Absolut KEIN Problem, Frau Bäumlisberger. Denn dadurch, dass Deutschland die Aufstockungen für die Geringqualifizierten einspart, kann das Land genau dieses Geld einsetzen, um Geringqualifizierten zu einer höheren Qualifizierung zu verhelfen, was einen Job bedeutet, der Lohnsteuer und Sozialversicherungsleistungen bedeutet. Gib einem Menschen einen Fisch, und er hat einen Tag zu essen. Gib ihm eine Ausbildung, die für einen ordentlichen Job qualifiziert, und er hat immer zu essen. Die Niedriglohnbranche stinkt zu sehr nach Fisch, Frau Bäumlisberger.

3) Mindestlohn bedeutet, dass er beständig steigen wird.
Ja, Himmel, WARUM DENN AUCH NICHT? Löhne steigen, Preise steigen, selbst Hartz IV steigt ab und zu, die Renten steigen auch mal dann und wann... Warum sollte der Mindestlohn da eine Ausnahme machen? Bedenken Sie, höhere Löhne bedeuten mehr Lohnsteuer, mehr Sozialversicherungszahlungen und mehr Kaufkraft für mehr Menschen. In einem Land, in dem zehn Prozent der Menschen über neunzig Prozent des Reichtums verfügen, ist das mehr als ausgleichende Gerechtigkeit. (Aber auch wieder viel zu wenig.)

4) 900.000 Arbeitsplätze stehen zur Disposition durch den Mindestlohn, rechnen Wissenschaftler vor.
Gut. Okay. Wenn Sie aber mit diesen Zahlen um sich werfen, dann sollten Sie auch sagen, dass "zur Disposition stehen" nicht automatisch heißt, dass sie auch diffundieren werden. Und wenn Sie "rechnen Wissenschaftler vor" sagen, dann sagen Sie bitte auch ifo-Institut. Das wirtschaftsnahe ifo-Institut, wohlgemerkt, nicht gerade eine unabhängige und neutrale Instanz. Steht in Ihrer Zeitung, nur vier Seiten weiter.
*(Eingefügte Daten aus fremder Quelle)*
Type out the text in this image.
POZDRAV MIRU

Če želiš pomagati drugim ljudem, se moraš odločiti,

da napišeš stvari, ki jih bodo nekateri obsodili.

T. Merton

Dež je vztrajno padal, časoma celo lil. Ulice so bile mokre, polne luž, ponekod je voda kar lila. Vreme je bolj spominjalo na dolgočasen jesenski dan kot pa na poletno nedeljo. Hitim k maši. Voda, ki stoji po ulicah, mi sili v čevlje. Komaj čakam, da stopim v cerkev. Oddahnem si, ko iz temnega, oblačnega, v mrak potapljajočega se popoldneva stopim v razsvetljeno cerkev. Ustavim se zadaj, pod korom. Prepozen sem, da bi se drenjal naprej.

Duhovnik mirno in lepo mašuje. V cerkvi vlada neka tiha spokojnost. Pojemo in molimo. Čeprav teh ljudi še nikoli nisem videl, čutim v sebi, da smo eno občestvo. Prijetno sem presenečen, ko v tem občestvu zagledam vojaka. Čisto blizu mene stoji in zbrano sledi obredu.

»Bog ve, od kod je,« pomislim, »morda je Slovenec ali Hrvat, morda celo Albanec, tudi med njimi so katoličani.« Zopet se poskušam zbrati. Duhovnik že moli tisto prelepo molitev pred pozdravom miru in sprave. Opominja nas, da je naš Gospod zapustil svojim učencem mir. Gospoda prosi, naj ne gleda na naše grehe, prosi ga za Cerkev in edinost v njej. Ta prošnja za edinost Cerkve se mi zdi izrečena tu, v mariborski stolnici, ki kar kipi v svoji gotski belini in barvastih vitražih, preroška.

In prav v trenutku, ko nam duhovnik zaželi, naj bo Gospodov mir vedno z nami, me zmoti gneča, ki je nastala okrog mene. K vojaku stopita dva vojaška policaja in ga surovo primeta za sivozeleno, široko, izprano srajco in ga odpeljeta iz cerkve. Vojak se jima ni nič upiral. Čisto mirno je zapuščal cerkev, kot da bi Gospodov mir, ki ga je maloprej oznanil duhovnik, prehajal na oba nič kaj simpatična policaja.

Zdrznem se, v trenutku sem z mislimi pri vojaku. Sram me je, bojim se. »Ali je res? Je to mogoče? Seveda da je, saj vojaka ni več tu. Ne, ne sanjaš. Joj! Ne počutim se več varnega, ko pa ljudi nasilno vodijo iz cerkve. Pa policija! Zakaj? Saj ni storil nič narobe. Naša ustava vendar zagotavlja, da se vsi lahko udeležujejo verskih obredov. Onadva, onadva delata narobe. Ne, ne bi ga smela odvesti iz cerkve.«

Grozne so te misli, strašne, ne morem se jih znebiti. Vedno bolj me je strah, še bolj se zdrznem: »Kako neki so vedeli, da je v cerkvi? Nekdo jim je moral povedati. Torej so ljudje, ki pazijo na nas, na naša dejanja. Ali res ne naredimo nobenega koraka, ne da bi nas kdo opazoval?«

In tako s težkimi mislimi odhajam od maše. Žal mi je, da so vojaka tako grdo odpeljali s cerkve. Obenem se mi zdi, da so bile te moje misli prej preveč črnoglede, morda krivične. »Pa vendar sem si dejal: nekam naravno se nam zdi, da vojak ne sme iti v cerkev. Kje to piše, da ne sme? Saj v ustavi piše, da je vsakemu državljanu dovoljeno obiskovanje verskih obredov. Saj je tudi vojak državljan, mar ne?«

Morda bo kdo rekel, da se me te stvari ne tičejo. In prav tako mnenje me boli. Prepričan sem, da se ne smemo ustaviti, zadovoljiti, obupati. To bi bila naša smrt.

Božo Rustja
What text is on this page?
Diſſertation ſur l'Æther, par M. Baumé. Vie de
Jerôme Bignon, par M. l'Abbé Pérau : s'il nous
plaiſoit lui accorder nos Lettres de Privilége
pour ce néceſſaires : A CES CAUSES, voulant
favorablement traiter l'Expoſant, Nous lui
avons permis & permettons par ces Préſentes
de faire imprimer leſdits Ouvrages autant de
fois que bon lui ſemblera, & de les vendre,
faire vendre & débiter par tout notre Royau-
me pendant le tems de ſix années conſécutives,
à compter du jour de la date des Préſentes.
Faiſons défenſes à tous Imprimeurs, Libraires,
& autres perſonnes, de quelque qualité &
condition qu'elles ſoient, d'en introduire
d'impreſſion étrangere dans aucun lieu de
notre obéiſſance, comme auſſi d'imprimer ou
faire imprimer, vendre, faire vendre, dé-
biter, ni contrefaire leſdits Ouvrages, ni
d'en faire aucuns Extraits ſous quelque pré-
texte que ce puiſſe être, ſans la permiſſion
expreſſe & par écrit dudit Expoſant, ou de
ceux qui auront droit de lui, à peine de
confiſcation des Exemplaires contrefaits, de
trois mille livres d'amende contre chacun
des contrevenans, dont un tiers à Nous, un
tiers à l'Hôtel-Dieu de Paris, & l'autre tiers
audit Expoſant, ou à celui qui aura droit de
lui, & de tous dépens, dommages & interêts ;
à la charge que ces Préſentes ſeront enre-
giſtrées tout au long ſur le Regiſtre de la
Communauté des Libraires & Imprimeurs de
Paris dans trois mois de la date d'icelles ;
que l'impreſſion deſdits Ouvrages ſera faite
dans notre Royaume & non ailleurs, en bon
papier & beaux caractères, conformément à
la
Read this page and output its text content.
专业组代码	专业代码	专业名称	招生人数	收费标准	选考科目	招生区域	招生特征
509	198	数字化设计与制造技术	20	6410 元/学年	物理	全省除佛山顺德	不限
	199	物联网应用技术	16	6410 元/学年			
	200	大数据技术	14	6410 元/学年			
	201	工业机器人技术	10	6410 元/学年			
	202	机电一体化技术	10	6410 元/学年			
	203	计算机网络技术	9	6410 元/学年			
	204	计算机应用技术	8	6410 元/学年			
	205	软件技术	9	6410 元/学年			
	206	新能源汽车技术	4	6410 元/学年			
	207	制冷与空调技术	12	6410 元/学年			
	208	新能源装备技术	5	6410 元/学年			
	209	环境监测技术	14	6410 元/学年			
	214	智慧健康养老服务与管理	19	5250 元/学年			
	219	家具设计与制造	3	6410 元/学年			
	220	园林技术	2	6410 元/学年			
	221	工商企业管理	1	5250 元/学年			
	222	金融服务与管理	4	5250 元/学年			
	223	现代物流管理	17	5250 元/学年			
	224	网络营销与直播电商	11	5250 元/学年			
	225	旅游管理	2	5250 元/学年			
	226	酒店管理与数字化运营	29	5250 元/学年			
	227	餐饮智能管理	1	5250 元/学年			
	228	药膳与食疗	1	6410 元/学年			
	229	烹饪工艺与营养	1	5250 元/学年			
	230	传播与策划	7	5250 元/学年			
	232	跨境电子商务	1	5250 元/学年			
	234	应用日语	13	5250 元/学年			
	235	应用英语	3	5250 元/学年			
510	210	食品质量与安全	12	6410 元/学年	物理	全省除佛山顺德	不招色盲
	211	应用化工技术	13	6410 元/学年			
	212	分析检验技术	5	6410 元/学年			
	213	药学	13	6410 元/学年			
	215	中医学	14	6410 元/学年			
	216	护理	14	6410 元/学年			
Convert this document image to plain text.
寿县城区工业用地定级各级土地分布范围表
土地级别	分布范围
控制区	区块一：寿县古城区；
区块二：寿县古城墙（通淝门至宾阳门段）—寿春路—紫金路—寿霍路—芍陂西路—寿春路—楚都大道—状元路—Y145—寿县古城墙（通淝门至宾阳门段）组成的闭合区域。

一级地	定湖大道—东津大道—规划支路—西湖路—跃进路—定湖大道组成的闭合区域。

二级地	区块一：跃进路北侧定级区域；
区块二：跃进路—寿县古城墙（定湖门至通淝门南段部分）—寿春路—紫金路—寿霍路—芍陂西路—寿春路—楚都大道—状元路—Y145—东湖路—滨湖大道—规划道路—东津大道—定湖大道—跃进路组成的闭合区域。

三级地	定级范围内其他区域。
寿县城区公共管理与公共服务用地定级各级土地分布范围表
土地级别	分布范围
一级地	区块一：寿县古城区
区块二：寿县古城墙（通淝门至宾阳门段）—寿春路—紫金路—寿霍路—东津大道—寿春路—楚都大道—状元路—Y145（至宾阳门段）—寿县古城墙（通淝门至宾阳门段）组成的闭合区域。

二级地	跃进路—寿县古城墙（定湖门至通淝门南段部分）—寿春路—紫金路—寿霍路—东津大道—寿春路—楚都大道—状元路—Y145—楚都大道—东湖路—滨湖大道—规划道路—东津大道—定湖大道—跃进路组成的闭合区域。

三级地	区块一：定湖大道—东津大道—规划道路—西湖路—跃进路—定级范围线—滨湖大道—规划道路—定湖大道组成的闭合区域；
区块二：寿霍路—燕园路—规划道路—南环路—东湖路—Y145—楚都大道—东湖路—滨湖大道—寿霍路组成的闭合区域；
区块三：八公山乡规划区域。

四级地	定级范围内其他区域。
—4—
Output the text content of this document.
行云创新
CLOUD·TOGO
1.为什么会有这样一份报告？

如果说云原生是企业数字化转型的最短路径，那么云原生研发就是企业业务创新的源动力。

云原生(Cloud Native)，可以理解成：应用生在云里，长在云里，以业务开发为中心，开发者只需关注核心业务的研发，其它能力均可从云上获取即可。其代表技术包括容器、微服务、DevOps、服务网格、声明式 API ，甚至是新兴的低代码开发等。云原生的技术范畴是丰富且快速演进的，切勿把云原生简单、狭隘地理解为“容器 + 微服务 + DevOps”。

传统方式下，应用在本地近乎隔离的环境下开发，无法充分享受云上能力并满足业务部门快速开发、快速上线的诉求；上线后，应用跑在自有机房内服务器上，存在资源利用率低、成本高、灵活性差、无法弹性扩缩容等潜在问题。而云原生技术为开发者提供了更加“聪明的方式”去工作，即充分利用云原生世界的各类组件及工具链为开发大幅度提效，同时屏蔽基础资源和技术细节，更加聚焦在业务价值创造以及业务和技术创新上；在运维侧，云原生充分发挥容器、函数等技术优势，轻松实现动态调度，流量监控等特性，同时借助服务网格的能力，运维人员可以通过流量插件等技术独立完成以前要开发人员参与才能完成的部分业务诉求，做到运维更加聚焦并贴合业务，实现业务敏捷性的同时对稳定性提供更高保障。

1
Fazit: Alles in allem ein extrem reißerischer Kommentar, der den Stempel "Lobbyarbeit" mehr als verdient hat. Ich persönlich halte es da wie der Spiegelfechter. Wenn der Mindestlohn 900.000 Arbeitsplätze vernichtet, die nichts weiter sind als eine Pseudobeschäftigung, eine versteckte Subvention auf Kosten von richtig bezahlten Arbeitnehmern, auf Kosten der Sozialkassen, sind, dann her mit dem Mindestlohn. Es ist ohnehin Zeit, dass man "Geld verdienen" und "Ethik" wieder im gleichen Atemzug benutzen kann, ohne Sarkasmus zu benutzen.